RdRp is an important drug target for RNA viral diseases, and the development of RdRp inhibitors is crucial for clinical therapy [44,45]. Abundant evidence indicates that RdRp inhibitors can be used to treat virus infection [46–48]. We found that TMEM53 distinctly suppresses SADS-CoV RdRp activity by disrupting NSP12-NSP8 complex formation. However, the structural basis of TMEM53-mediated RdRp inhibition remains to be determined. Co-IP results showed that NSP12 interacts with TMEM53 via its N-terminal domain, where the Nidovirus RdRp-associated nucleotidyltransferase (NiRAN) domain is located. The NiRAN domain of NSP12 is vital for viral RNA synthesis because of its GTPase activity [49]. Recent studies have suggested that NSP9 binds to the NiRAN domain and affects RNA capping structure synthesis by affecting the enzymatic activity of the NSP12 NiRAN [50,51]. Further investigations are necessary to determine whether TMEM53 affects the RNA capping process by binding to other NSPs, such as NSP9, and that determining the protein structure of the TMEM53-NSP12 complex will benefit the development of RdRp-targeting inhibitors.

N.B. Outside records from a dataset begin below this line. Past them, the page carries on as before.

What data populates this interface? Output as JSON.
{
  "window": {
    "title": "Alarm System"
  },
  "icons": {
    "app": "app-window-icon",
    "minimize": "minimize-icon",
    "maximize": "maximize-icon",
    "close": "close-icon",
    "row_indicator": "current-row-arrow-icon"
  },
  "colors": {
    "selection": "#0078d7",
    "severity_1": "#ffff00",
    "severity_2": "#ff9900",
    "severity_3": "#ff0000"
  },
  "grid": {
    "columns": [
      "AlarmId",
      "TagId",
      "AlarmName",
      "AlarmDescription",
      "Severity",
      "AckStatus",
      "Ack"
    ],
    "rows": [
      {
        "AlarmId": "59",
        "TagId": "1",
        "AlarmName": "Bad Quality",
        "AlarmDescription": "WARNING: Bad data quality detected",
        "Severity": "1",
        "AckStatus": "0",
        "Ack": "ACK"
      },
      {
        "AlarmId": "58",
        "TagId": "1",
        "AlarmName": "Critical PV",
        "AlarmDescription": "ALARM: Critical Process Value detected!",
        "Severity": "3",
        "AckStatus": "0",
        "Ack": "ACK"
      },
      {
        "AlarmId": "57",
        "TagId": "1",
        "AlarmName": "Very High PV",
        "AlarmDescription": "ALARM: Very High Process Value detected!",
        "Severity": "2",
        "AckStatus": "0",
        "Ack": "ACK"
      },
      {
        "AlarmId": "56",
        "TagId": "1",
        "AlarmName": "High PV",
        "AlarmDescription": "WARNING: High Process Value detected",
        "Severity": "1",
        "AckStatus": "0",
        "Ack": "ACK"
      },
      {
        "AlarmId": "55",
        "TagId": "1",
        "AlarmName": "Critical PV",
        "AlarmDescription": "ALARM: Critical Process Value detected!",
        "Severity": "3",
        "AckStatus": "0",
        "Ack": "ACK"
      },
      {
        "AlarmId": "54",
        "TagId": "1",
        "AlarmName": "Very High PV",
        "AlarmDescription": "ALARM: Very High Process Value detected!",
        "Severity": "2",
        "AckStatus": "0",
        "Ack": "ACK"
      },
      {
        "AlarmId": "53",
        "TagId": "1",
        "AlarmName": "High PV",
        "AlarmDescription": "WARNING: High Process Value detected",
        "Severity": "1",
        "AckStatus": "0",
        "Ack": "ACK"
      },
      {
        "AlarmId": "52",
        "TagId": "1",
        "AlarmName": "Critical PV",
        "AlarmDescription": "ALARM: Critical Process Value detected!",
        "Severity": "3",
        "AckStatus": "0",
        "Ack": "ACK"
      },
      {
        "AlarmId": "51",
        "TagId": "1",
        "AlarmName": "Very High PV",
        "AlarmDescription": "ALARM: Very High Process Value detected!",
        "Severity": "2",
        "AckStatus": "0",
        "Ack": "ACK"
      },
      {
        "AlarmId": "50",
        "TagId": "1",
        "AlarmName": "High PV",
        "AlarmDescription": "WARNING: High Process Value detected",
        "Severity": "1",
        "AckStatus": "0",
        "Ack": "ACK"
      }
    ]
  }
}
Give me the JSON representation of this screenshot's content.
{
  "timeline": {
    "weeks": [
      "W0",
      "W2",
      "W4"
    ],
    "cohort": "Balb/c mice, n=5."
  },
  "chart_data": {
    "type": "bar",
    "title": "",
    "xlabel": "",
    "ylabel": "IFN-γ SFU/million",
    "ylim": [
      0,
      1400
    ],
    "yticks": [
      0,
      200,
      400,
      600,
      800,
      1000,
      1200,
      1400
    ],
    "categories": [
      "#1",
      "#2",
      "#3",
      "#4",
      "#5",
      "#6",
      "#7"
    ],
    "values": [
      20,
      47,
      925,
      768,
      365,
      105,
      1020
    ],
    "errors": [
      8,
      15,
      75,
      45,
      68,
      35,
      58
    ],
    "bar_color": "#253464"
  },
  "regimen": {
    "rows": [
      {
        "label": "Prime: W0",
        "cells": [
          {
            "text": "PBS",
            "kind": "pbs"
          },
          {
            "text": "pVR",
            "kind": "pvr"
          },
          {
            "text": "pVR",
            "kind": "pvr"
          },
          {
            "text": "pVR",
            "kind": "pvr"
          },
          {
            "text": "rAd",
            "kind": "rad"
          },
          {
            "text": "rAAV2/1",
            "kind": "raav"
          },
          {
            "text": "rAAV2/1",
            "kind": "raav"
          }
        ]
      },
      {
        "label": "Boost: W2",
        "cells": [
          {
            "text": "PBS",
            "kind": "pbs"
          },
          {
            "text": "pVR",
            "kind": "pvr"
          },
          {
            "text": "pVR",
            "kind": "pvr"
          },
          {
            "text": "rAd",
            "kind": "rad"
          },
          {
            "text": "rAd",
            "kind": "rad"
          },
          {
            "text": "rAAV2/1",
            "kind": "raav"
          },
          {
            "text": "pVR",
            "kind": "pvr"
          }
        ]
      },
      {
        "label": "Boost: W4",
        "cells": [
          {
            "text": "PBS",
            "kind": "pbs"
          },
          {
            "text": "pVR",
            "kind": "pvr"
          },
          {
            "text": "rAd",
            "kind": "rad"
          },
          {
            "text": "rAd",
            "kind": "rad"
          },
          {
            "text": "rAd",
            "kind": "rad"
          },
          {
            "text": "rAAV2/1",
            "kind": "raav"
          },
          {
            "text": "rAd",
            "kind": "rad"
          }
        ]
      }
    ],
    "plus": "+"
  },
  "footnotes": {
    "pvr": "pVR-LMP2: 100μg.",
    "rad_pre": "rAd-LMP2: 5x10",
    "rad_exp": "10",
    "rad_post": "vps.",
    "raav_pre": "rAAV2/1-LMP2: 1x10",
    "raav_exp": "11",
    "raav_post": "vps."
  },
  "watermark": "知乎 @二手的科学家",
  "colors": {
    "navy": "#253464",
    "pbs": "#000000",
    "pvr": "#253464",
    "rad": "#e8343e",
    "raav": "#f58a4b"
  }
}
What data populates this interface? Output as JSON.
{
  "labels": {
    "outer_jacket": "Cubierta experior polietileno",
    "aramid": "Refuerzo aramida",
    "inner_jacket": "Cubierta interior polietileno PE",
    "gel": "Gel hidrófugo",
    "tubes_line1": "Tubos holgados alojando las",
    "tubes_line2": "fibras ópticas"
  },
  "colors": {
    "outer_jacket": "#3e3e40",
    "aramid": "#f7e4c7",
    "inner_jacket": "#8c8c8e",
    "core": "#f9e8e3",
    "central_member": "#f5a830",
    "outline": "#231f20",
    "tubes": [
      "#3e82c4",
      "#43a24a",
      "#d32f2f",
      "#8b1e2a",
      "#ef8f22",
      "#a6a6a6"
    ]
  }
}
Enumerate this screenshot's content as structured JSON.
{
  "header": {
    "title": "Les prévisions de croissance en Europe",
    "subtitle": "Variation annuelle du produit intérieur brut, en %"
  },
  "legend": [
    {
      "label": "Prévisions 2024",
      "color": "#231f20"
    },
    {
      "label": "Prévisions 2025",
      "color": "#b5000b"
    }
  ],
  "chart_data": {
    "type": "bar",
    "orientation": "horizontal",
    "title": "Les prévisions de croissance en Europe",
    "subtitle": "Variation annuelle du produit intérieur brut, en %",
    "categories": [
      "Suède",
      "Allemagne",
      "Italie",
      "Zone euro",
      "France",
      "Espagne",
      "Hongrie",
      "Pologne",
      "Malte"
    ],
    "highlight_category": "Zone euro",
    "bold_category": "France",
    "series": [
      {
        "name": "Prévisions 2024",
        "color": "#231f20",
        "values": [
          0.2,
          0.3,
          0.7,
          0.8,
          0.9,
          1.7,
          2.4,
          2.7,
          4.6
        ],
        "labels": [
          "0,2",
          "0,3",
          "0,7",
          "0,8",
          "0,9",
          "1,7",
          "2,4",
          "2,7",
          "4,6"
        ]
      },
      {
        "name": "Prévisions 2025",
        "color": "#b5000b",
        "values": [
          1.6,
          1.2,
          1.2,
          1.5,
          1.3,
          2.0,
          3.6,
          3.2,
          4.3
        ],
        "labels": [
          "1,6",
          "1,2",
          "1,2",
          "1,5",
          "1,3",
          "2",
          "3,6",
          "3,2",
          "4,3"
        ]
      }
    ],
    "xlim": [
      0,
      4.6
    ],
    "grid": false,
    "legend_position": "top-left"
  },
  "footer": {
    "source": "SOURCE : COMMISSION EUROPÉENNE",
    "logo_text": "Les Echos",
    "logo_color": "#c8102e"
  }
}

Taken together, our findings unveiled a novel function of TMEM53 in virus restriction and revealed that TMEM53 inhibits SADS-CoV replication by disrupting the formation of a functional core polymerase complex, thereby inhibiting viral RNA synthesis. Additionally, our study established TMEM53 as a potent inhibitor of HKU2-related CoVs and provided insights for antiviral drug development.

Funding Statement

This work was supported by the National Natural Science Foundation of China [grant no. 31830096], China Postdoctoral Science Foundation [grant no. 2021M703453], the National Key R&D Program of China [grant no. 2021YFC2300901 and 2022YFC2305500] and the Self-Supporting Program of Guangzhou Laboratory [grant no. SRPG22-001].

Disclosure statement

No potential conflict of interest was reported by the author(s).